A Case Control Etiology of Sarcoidosis Study (ACCESS) sarcoidosis organ assessment instrument has been used for more than a decade to establish uniform standards for the probability of sarcoidosis organ involvement. The ACCESS instrument has become increasingly outdated as new technologies have been developed. Furthermore, the ACCESS instrument failed to address all possible organs involved with sarcoidosis. For these reasons, the World Association of Sarcoidosis and Other Granulomatous Diseases (WASOG) developed a new sarcoidosis organ assessment instrument.Clinical sarcoidosis experts assessed various clinical manifestations for the probability of sarcoidosis organ involvement. Two criteria were required to apply this assessment: 1) histologic evidence of granulomatous inflammation of unknown cause in an organ that was not being assessed; 2) the clinical manifestation being addressed required that alternative causes other than sarcoidosis had been reasonably excluded.
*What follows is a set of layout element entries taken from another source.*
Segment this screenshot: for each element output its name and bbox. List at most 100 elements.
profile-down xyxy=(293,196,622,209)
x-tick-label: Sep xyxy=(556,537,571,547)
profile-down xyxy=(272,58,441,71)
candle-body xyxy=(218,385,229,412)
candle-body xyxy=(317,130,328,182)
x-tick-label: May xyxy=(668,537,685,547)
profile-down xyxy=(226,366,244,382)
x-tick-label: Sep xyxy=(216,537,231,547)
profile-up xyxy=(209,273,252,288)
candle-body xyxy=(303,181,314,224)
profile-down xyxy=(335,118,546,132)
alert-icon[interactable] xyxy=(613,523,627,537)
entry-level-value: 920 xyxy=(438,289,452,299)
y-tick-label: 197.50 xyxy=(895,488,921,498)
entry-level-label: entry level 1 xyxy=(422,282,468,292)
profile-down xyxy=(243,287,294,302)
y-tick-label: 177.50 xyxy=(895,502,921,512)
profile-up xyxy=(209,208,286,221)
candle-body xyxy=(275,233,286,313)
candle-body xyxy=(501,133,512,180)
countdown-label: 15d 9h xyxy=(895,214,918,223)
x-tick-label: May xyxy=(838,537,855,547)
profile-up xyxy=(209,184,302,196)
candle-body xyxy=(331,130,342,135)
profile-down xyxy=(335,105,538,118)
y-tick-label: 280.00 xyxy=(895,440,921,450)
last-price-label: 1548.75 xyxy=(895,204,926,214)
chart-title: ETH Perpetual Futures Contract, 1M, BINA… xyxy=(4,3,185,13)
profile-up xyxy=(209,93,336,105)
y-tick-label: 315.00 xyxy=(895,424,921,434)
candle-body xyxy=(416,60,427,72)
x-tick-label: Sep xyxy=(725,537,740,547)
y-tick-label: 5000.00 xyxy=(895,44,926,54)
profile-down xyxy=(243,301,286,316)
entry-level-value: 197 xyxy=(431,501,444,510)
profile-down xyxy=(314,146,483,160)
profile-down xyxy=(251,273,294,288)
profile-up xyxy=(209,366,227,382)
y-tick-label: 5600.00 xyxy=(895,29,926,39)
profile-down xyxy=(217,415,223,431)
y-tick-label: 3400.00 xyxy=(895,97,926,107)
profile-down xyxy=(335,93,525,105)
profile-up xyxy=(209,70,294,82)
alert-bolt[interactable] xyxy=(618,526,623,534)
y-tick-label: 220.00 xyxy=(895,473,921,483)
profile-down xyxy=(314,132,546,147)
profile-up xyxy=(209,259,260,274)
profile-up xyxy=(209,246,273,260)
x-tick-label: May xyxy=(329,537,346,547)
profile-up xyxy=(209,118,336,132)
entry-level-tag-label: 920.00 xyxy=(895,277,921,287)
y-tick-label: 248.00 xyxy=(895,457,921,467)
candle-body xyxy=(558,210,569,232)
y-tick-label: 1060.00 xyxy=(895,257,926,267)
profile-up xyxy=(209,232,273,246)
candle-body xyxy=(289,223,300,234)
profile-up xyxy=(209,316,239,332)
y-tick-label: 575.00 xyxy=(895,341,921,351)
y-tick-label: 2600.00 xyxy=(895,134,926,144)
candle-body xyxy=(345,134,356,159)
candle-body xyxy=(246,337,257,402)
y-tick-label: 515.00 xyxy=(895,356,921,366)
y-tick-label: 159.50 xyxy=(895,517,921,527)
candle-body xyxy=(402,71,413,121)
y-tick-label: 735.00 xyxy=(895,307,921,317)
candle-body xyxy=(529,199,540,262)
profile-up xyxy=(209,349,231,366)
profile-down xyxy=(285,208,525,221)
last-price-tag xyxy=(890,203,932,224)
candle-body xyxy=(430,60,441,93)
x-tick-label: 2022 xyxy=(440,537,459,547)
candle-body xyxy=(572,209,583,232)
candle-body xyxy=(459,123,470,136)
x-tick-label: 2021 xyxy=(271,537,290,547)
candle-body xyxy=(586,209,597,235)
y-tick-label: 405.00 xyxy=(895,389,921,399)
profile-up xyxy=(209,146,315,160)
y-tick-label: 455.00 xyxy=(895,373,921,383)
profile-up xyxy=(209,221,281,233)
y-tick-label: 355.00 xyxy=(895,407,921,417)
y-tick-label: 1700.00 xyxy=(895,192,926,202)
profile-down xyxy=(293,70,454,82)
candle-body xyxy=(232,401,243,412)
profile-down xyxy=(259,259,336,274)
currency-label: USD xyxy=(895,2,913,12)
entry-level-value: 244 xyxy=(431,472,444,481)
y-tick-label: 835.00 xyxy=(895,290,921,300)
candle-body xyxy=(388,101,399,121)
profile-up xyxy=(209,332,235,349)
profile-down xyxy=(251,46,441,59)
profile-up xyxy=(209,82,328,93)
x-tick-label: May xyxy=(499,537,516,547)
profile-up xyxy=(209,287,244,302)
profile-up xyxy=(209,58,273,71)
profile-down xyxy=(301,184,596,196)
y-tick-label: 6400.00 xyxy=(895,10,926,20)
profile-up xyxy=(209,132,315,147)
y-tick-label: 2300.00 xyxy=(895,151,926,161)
Clinical manifestations were assessed as either: a) highly probable: likelihood of sarcoidosis causing this manifestation of at least 90%. ; b) probable: likelihood of sarcoidosis causing this manifestation of between 50 and 90%; c) possible: likelihood of sarcoidosis causing this manifestation of less than 50%. The sarcoidosis experts voted on the likelihood of sarcoidosis causing each manifestation using Delphi study methodology where at least 70% agreement of the experts was needed for consensus.Various clinical manifestations were classified as highly probable, at least probable, possible, or indeterminate when no consensus could be reached.An instrument was developed by expert opinion that may be useful for the clinician and researcher in establishing criteria for sarcoidosis organ involvement.